The last pope to resign, Gregory XII, did so in 1415, 10 years into his tenure, in the midst of a leadership crisis in the church known as the Great Western Schism. Three rival popes had been selected by separate factions of the church, and a group of bishops called the Council of Constance were trying to heal the schism. In an interview with Vatican Radio, Donald S. Prudlo, a papal historian at Jacksonville State University in Jacksonville, Ala., said that Gregory XII offered to resign so that the council could choose a new pope that all factions would recognize. It took two years after Gregory XII's departure to elect his successor, Martin V.
Other popes known to have resigned:
Pope Celestine V: A recluse who only reluctantly accepted his election in 1294, Celestine V resigned and fled the Vatican after just three months to wander in the mountains. According to a history timeline on Christianity.com, the bishop who became his successor, Boniface VIII, was intent on ensuring that Celestine V did not become an example for future popes, and ordered Celestine V seized and imprisoned as he was about to sail to Greece. He died in custody in 1296 at the age of 81, and was declared a saint in 1313.

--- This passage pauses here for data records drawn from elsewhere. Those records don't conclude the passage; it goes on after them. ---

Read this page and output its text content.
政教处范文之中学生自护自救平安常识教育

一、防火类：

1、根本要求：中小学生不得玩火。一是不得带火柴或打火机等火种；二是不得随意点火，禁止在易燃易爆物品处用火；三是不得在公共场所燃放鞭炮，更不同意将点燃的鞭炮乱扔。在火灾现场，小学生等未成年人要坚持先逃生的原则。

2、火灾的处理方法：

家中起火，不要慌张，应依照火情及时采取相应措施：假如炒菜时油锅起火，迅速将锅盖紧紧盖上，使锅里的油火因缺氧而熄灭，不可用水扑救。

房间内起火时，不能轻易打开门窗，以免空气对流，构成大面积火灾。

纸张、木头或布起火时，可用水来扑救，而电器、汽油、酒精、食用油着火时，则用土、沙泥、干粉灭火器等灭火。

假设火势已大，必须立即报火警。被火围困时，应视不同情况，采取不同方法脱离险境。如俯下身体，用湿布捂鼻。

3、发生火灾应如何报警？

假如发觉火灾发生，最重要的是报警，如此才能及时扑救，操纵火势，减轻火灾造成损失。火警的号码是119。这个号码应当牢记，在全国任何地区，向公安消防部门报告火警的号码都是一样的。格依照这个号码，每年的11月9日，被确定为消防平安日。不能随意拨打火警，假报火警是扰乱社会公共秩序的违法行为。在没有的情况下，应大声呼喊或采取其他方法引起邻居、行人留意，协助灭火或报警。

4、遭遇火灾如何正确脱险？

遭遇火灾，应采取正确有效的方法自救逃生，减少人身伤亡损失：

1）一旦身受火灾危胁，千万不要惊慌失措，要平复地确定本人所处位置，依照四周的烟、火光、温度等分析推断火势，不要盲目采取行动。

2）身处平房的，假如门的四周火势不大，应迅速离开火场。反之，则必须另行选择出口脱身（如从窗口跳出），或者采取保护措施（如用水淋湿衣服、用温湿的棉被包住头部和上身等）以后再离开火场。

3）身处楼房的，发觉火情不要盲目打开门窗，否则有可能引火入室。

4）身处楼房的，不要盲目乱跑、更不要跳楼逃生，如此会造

Benedict IX: One of the youngest popes, he was elected at the age of about 20 in 1032, and became notorious for licentious behavior and for selling the papacy to his godfather, Gregory VI, in 1045, and then twice reclaiming the position.
Gregory VI: Considered a man of great reputation, Gregory VI had thought Benedict IX unworthy of the papacy, and essentially bribed him to resign. He was recognized as pope in Benedict's stead, but when Benedict's attempt at marriage failed and he wanted to return to the papacy, a power struggle ensued. A council of bishops called upon Gregory VI to resign after less than two years in office because he had obtained the papacy through bribery.
By contrast, the resignation of Benedict XVI after an eight-year tenure will essentially be a retirement at the age of 85, after the pope showed increasingly public signs of fatigue in recent months. His last day as pope will be Feb. 28, coincidentally the feast day of a revered fifth-century pope, Saint Hilarius.